Technical (protection) measures, means, technologies, rules and resources are mentioned multiple times throughout the GDPR text. The Regulation does not, however, specify any security technology implementation as obligatory (a few methods are suggested as optional solutions for the specific usage). Choice and evaluation of adequacy is the sole responsibility of the data controller and processor.
The range of possible technical mechanisms and safeguards for processing personal data depends primarily on the existing business processes and underlying ICT systems. Cybersecurity (or ICT security) solutions present a subset of possible technical approaches to ensuring compliance, characterized by its scope (digital domain) and purpose of application (preserving availability, authenticity, integrity, confidentiality, non-repudiation and privacy.
A saying, especially appropriate for GDPR, states that “there is no privacy without security” (not necessarily vice versa). So, what does InfoSec have in store for the GDPR buyer?
Before, during, and after
To put it bluntly, the purpose for cybersecurity protection lies in the very act of compromise. Since there is no way to eliminate threats altogether, only thing that’s left to do is strengthening the defences and then wait.
Security controls can be classified into one or more of the three groups: preventive, detective and corrective controls. Even if the division is not already familiar to the reader, their context can be inferred intuitively: certain measures can help minimize the risk of an incident and/or detect its occurrence and/or conduct an appropriate response; i.e. mitigate the consequences.
Most of the cybersecurity solutions today fall within more than one of the categories.
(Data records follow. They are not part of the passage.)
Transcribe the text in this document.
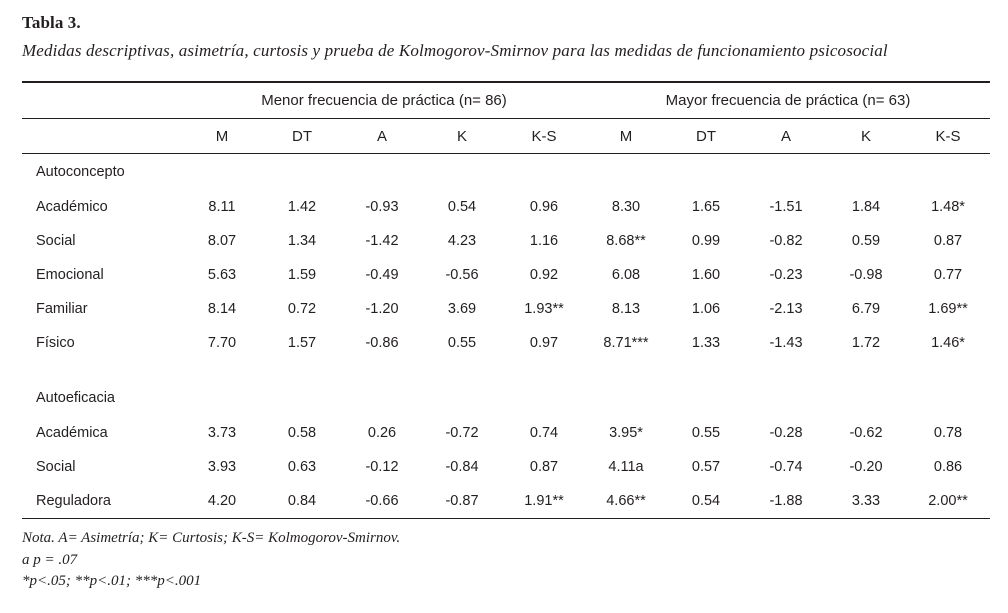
Tabla 3.
Medidas descriptivas, asimetría, curtosis y prueba de Kolmogorov-Smirnov para las medidas de funcionamiento psicosocial

	Menor frecuencia de práctica (n= 86)					Mayor frecuencia de práctica (n= 63)				

	M	DT	A	K	K-S	M	DT	A	K	K-S

Autoconcepto										
Académico	8.11	1.42	-0.93	0.54	0.96	8.30	1.65	-1.51	1.84	1.48*
Social	8.07	1.34	-1.42	4.23	1.16	8.68**	0.99	-0.82	0.59	0.87
Emocional	5.63	1.59	-0.49	-0.56	0.92	6.08	1.60	-0.23	-0.98	0.77
Familiar	8.14	0.72	-1.20	3.69	1.93**	8.13	1.06	-2.13	6.79	1.69**
Físico	7.70	1.57	-0.86	0.55	0.97	8.71***	1.33	-1.43	1.72	1.46*

Autoeficacia										
Académica	3.73	0.58	0.26	-0.72	0.74	3.95*	0.55	-0.28	-0.62	0.78
Social	3.93	0.63	-0.12	-0.84	0.87	4.11a	0.57	-0.74	-0.20	0.86
Reguladora	4.20	0.84	-0.66	-0.87	1.91**	4.66**	0.54	-1.88	3.33	2.00**

Nota. A= Asimetría; K= Curtosis; K-S= Kolmogorov-Smirnov.
a p = .07
*p<.05; **p<.01; ***p<.001
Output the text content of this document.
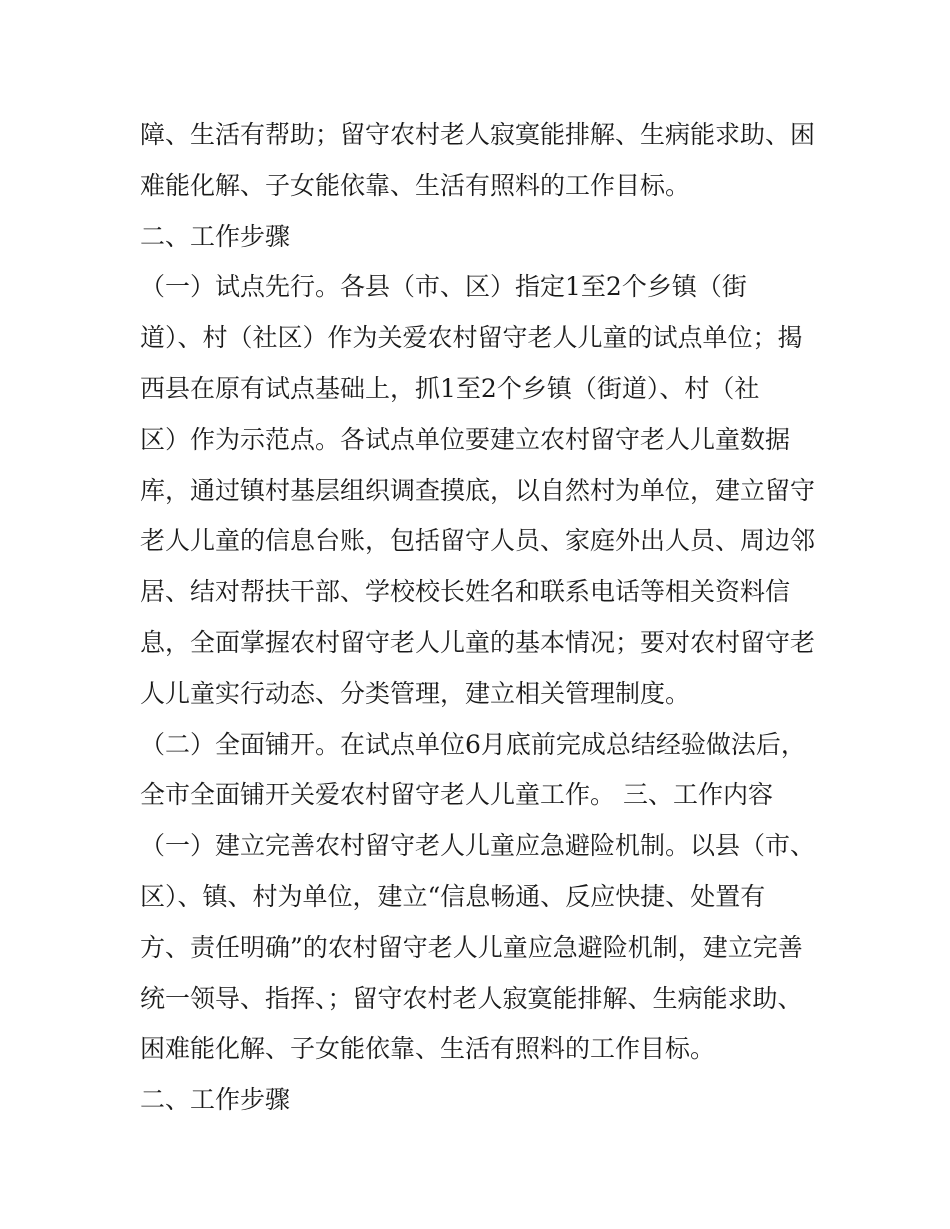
障、生活有帮助；留守农村老人寂寞能排解、生病能求助、困
难能化解、子女能依靠、生活有照料的工作目标。
二、工作步骤
（一）试点先行。各县（市、区）指定1至2个乡镇（街
道）、村（社区）作为关爱农村留守老人儿童的试点单位；揭
西县在原有试点基础上，抓1至2个乡镇（街道）、村（社
区）作为示范点。各试点单位要建立农村留守老人儿童数据
库，通过镇村基层组织调查摸底，以自然村为单位，建立留守
老人儿童的信息台账，包括留守人员、家庭外出人员、周边邻
居、结对帮扶干部、学校校长姓名和联系电话等相关资料信
息，全面掌握农村留守老人儿童的基本情况；要对农村留守老
人儿童实行动态、分类管理，建立相关管理制度。
（二）全面铺开。在试点单位6月底前完成总结经验做法后，
全市全面铺开关爱农村留守老人儿童工作。 三、工作内容
（一）建立完善农村留守老人儿童应急避险机制。以县（市、
区）、镇、村为单位，建立“信息畅通、反应快捷、处置有
方、责任明确”的农村留守老人儿童应急避险机制，建立完善
统一领导、指挥、；留守农村老人寂寞能排解、生病能求助、
困难能化解、子女能依靠、生活有照料的工作目标。
二、工作步骤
For example, network and endpoint protection solutions prevent unauthorized access, but at the same time constantly monitor the systems’ usage and can detect anomalous behaviour, as well as block certain activities. An insider threat management portfolio provides a psychological barrier for the potential inside perpetrator, while storing a forensics audit trail and providing additional remediation functions.
On the other hand, some solutions are limited to a single domain. Most notable, but only on account of a specific mention in the GDPR, are encrypting and pseudonymising data. Inherently preventive, these solutions provide protection in two directions: rendering the data unreadable to the unauthorized user (not a member of the encryption chain of trust) or altering/masking the data in order to remove its ability to identify an individual (pseudonymising or data tokenization).
A different perspective on ICT security posture offers several focuses, which could somewhat relate to the maturity of the security model of the organization.
The traditional basic approach to InfoSec was confined to network perimeter and endpoint focus, including primarily network firewall, antivirus and patch management solutions. Further need for protection and control lead to the infrastructure and service focus, offering implementations of Security Incident and Event Management (SIEM), Intrusion Detection/Prevention Systems (IDS/IPS), vulnerability management, Web Application Firewall (WAF), etc. Third is the user focus, which provides secure identity management mechanisms and monitoring of individual behaviour. This is achieved through tools and methods such as multi-factor authentication (MFA), Single Sign-on (SSO), Privilege Access Management (PAM), User Behaviour Analysis (UBA) and other solutions. Finally, data-centric focus concentrates on the data itself, by providing classification, encryption/pseudonymising, Data Leakage Protection (DLP) and others.
Although all four categories undergo constant progress and new types of solutions emerge, progression from the first to the fourth focus roughly resembles growth of cybersecurity maturity for most organizations. Adequate protection of (personal) data should therefore meet the corresponding qualities of all four security focuses.
Caveat emptor (“Let the buyer beware”)
This short list of possible mapping of cybersecurity functionalities to GDPR requirements is by no means an exhaustive one. The security landscape is always widening—albeit one step behind the threat agents. An organization’s InfoSec budget is the bottom line and risk management steers the wheel.
However, while prioritization of possible combinations of vulnerabilities, threats and mitigation measures will point to the specific technological direction, adequacy of the solution doesn’t just depend on the requirements & specification matrix. Ongoing delivery and upgrade/maintenance of the solution bears as much importance to the continuous compliance as the functional and operational features.
To conclude: security is not perfect, and privacy has many difficulties. However, we simply can’t afford to put up a Great Wall to keep our people’s data in. Respecting their privacy via legally based business processes is not enough. In order to secure the data, organizations have to invest in the security technology (and continue to do so in a constant manner).